Note: most of these functions are “generic.” They can be used on other types of objects besides dataframes or tibbles.

6.2 Variable types

In R (as with other programming languages), data is stored as different variable types. In a spreadsheet program like Excel this is obscured from the user, but in R it’s explicit, and in many contexts, it matters.

int stands for integers.

dbl stands for doubles, or real numbers.

chr stands for character vectors, or strings.

date stands for dates.

dttm stands for date-times (a date + a time).

fctr stands for factors, which R uses to represent categorical variables with fixed possible values.

lgl stands for logical, vectors that contain only TRUE or FALSE.

6.3 Missing values

6.3.1 Readings

J.D. Long and Paul Teetor, R Cookbook (2nd ed.)

It is common that there are missing values in a dataset, and many reasons why this might occur. These missing values are usually represented in R as NA values (which is different than a zero or a blank cell)—these are explicitly missing values.

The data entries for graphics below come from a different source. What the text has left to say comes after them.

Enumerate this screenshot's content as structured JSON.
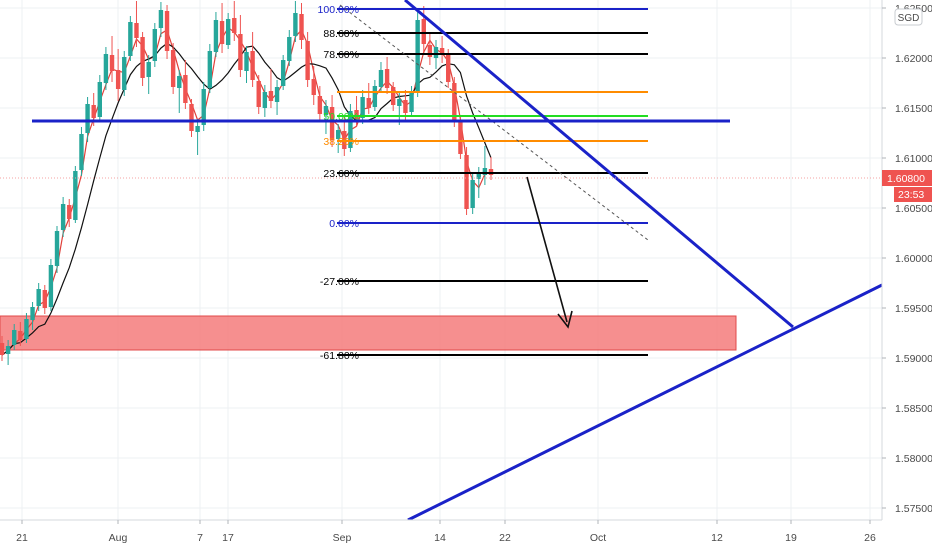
{
  "instrument": {
    "currency": "SGD",
    "last_price_label": "1.60800",
    "countdown": "23:53"
  },
  "colors": {
    "bull": "#26a69a",
    "bear": "#ef5350",
    "ma_red": "#e0403a",
    "ma_black": "#111111",
    "trend": "#1a22c8",
    "fib_black": "#000000",
    "fib_orange": "#ff8c00",
    "fib_green": "#22dd22",
    "fib_blue": "#1a22c8",
    "zone": "#f47b7b",
    "price_tag": "#ef5350",
    "axis_text": "#4a4a4a",
    "grid": "#eef0f3"
  },
  "axes": {
    "y_ticks": [
      "1.62500",
      "1.62000",
      "1.61500",
      "1.61000",
      "1.60500",
      "1.60000",
      "1.59500",
      "1.59000",
      "1.58500",
      "1.58000",
      "1.57500"
    ],
    "x_ticks": [
      "21",
      "Aug",
      "7",
      "17",
      "Sep",
      "14",
      "22",
      "Oct",
      "12",
      "19",
      "26"
    ]
  },
  "chart_data": {
    "type": "candlestick",
    "instrument_currency": "SGD",
    "ylim": [
      1.5738,
      1.6258
    ],
    "y_ticks": [
      1.625,
      1.62,
      1.615,
      1.61,
      1.605,
      1.6,
      1.595,
      1.59,
      1.585,
      1.58,
      1.575
    ],
    "x_ticks": [
      "21",
      "Aug",
      "7",
      "17",
      "Sep",
      "14",
      "22",
      "Oct",
      "12",
      "19",
      "26"
    ],
    "last_price": 1.608,
    "fibonacci": {
      "levels": [
        {
          "label": "100.00%",
          "price": 1.6249,
          "color": "blue"
        },
        {
          "label": "88.60%",
          "price": 1.6225,
          "color": "black"
        },
        {
          "label": "78.60%",
          "price": 1.6204,
          "color": "black"
        },
        {
          "label": "",
          "price": 1.6166,
          "color": "orange"
        },
        {
          "label": "50.00%",
          "price": 1.6142,
          "color": "green"
        },
        {
          "label": "38.20%",
          "price": 1.6117,
          "color": "orange"
        },
        {
          "label": "23.60%",
          "price": 1.6085,
          "color": "black"
        },
        {
          "label": "0.00%",
          "price": 1.6035,
          "color": "blue"
        },
        {
          "label": "-27.00%",
          "price": 1.5977,
          "color": "black"
        },
        {
          "label": "-61.80%",
          "price": 1.5903,
          "color": "black"
        }
      ]
    },
    "horizontal_resistance": 1.6137,
    "target_zone": [
      1.5908,
      1.5942
    ],
    "trendlines": [
      {
        "name": "descending",
        "from": [
          "Sep 10",
          1.6258
        ],
        "to": [
          "Oct 19",
          1.5955
        ]
      },
      {
        "name": "ascending",
        "from": [
          "Sep 11",
          1.5738
        ],
        "to": [
          "Oct 26+",
          1.5975
        ]
      }
    ],
    "projection_arrow": {
      "from": [
        "Sep 21",
        1.6087
      ],
      "to": [
        "Sep 29",
        1.5956
      ]
    },
    "candles": [
      [
        1.5915,
        1.5922,
        1.5897,
        1.5903
      ],
      [
        1.5904,
        1.5918,
        1.5893,
        1.5912
      ],
      [
        1.5913,
        1.5934,
        1.5908,
        1.5928
      ],
      [
        1.5927,
        1.5936,
        1.5912,
        1.5918
      ],
      [
        1.5919,
        1.5945,
        1.5915,
        1.5939
      ],
      [
        1.5938,
        1.5956,
        1.5928,
        1.5951
      ],
      [
        1.5952,
        1.5975,
        1.5947,
        1.5969
      ],
      [
        1.5968,
        1.5973,
        1.5944,
        1.595
      ],
      [
        1.5951,
        1.5999,
        1.5947,
        1.5993
      ],
      [
        1.5992,
        1.6032,
        1.5985,
        1.6027
      ],
      [
        1.6028,
        1.6061,
        1.6021,
        1.6054
      ],
      [
        1.6053,
        1.6059,
        1.6031,
        1.6039
      ],
      [
        1.6038,
        1.6092,
        1.6035,
        1.6087
      ],
      [
        1.6088,
        1.6131,
        1.6082,
        1.6124
      ],
      [
        1.6125,
        1.6161,
        1.6116,
        1.6154
      ],
      [
        1.6153,
        1.6165,
        1.6132,
        1.614
      ],
      [
        1.6141,
        1.6183,
        1.6138,
        1.6176
      ],
      [
        1.6175,
        1.6211,
        1.6168,
        1.6204
      ],
      [
        1.6203,
        1.6222,
        1.6176,
        1.6187
      ],
      [
        1.6188,
        1.6209,
        1.6157,
        1.6169
      ],
      [
        1.6168,
        1.6207,
        1.6162,
        1.6201
      ],
      [
        1.6202,
        1.6242,
        1.6197,
        1.6236
      ],
      [
        1.6235,
        1.6257,
        1.6211,
        1.622
      ],
      [
        1.6221,
        1.6226,
        1.6172,
        1.618
      ],
      [
        1.6181,
        1.6203,
        1.6164,
        1.6196
      ],
      [
        1.6197,
        1.6235,
        1.6191,
        1.6229
      ],
      [
        1.623,
        1.6256,
        1.6221,
        1.6248
      ],
      [
        1.6247,
        1.6253,
        1.6199,
        1.6207
      ],
      [
        1.6208,
        1.6215,
        1.6164,
        1.6171
      ],
      [
        1.617,
        1.6188,
        1.6145,
        1.6182
      ],
      [
        1.6183,
        1.6198,
        1.6149,
        1.6155
      ],
      [
        1.6154,
        1.6159,
        1.6121,
        1.6127
      ],
      [
        1.6126,
        1.6139,
        1.6103,
        1.6132
      ],
      [
        1.6133,
        1.6176,
        1.6127,
        1.6169
      ],
      [
        1.617,
        1.6214,
        1.6165,
        1.6207
      ],
      [
        1.6206,
        1.6246,
        1.6201,
        1.6238
      ],
      [
        1.6237,
        1.6255,
        1.6205,
        1.6214
      ],
      [
        1.6213,
        1.6245,
        1.6209,
        1.6239
      ],
      [
        1.624,
        1.6257,
        1.6217,
        1.6225
      ],
      [
        1.6224,
        1.6243,
        1.6181,
        1.6188
      ],
      [
        1.6187,
        1.6212,
        1.6175,
        1.6206
      ],
      [
        1.6207,
        1.6226,
        1.6171,
        1.6178
      ],
      [
        1.6177,
        1.6183,
        1.6144,
        1.6151
      ],
      [
        1.615,
        1.6173,
        1.6141,
        1.6166
      ],
      [
        1.6167,
        1.6189,
        1.615,
        1.6157
      ],
      [
        1.6156,
        1.6178,
        1.6143,
        1.6171
      ],
      [
        1.6172,
        1.6203,
        1.6168,
        1.6198
      ],
      [
        1.6197,
        1.6228,
        1.6192,
        1.6221
      ],
      [
        1.6222,
        1.6257,
        1.6216,
        1.6245
      ],
      [
        1.6244,
        1.6255,
        1.6209,
        1.6218
      ],
      [
        1.6217,
        1.6226,
        1.6171,
        1.6178
      ],
      [
        1.6179,
        1.6192,
        1.6153,
        1.6163
      ],
      [
        1.6162,
        1.6172,
        1.6136,
        1.6144
      ],
      [
        1.6143,
        1.6158,
        1.6124,
        1.6152
      ],
      [
        1.6151,
        1.6163,
        1.6111,
        1.6118
      ],
      [
        1.6119,
        1.6134,
        1.6105,
        1.6128
      ],
      [
        1.6127,
        1.6141,
        1.6102,
        1.6109
      ],
      [
        1.611,
        1.6154,
        1.6106,
        1.6147
      ],
      [
        1.6148,
        1.6162,
        1.6131,
        1.6139
      ],
      [
        1.614,
        1.6168,
        1.6134,
        1.6161
      ],
      [
        1.616,
        1.6175,
        1.6144,
        1.615
      ],
      [
        1.6151,
        1.6178,
        1.6147,
        1.6172
      ],
      [
        1.6171,
        1.6196,
        1.6165,
        1.6188
      ],
      [
        1.6189,
        1.6201,
        1.6164,
        1.617
      ],
      [
        1.6171,
        1.6176,
        1.6147,
        1.6153
      ],
      [
        1.6152,
        1.6165,
        1.6133,
        1.6159
      ],
      [
        1.6158,
        1.6168,
        1.6138,
        1.6145
      ],
      [
        1.6146,
        1.6172,
        1.6141,
        1.6166
      ],
      [
        1.6165,
        1.6248,
        1.6161,
        1.6238
      ],
      [
        1.6239,
        1.6252,
        1.6205,
        1.6214
      ],
      [
        1.6213,
        1.6226,
        1.6193,
        1.6201
      ],
      [
        1.62,
        1.6218,
        1.6189,
        1.6211
      ],
      [
        1.621,
        1.6222,
        1.6195,
        1.6203
      ],
      [
        1.6204,
        1.6209,
        1.617,
        1.6176
      ],
      [
        1.6175,
        1.6181,
        1.6131,
        1.6137
      ],
      [
        1.6136,
        1.6142,
        1.6099,
        1.6104
      ],
      [
        1.6103,
        1.6111,
        1.6043,
        1.6049
      ],
      [
        1.605,
        1.6085,
        1.6044,
        1.6078
      ],
      [
        1.6079,
        1.6091,
        1.606,
        1.6084
      ],
      [
        1.6083,
        1.6112,
        1.6073,
        1.609
      ],
      [
        1.6089,
        1.6101,
        1.6078,
        1.6083
      ]
    ]
  }
}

  • they can be included as any type: e.g. numeric or character

Missing values are contagious

  • an NA in the input will return an NA in the output

6.3.2 Functions for missing values

Dealing with those pesky NA values

function action
na.rm = TRUE remove NA values when running function
is.na(x) returns TRUE or FALSE for each value in x
anyNA(x) returns a single TRUE or FALSE

6.3.3 A short example

Here are three examples of what happens when NA values are part of your calculation.

Add a numeric value to an NA:

1 + NA
## [1] NA

Adding 1 to every item in a numeric list that includes an NA:

num_list <- c(1, 2, NA, 4, 5)
1 + num_list
## [1]  2  3 NA  5  6

Calculating the mean of a numeric list that includes an NA:

mean(num_list)
## [1] NA

6.3.4 Functions for dealing with NA values

The functions is.na and anyNA(x) are logical—they will return a “TRUE” or “FALSE” value.

What does is.na(x) return?

# example
num_list <- c(1, NA, 3)

# answer
is.na(num_list)
## [1] FALSE  TRUE FALSE

There are three values in num_list, so three tests—only the second one is NA.

What about anyNA(x)?

anyNA(num_list)
## [1] TRUE

One of the three values in num_list is NA, so only one “TRUE” is returned.

What if we put an exclamation mark—the “not” symbol—in front of is.na()? How does it differ from is.na()?

!is.na(num_list)
## [1]  TRUE FALSE  TRUE

The “NA” value in our list of numbers will cause a function like sum() to return an “NA” result. Use na.rm as an argument within the sum() function to calculate the sum of num_list:

# example
sum(num_list)
## [1] NA
# answer
sum(num_list, na.rm = TRUE)
## [1] 4

6.4 Take aways

  • using functions to identify unknown (“NA”) values in a variable

  • removing and finding “NA” values

-30-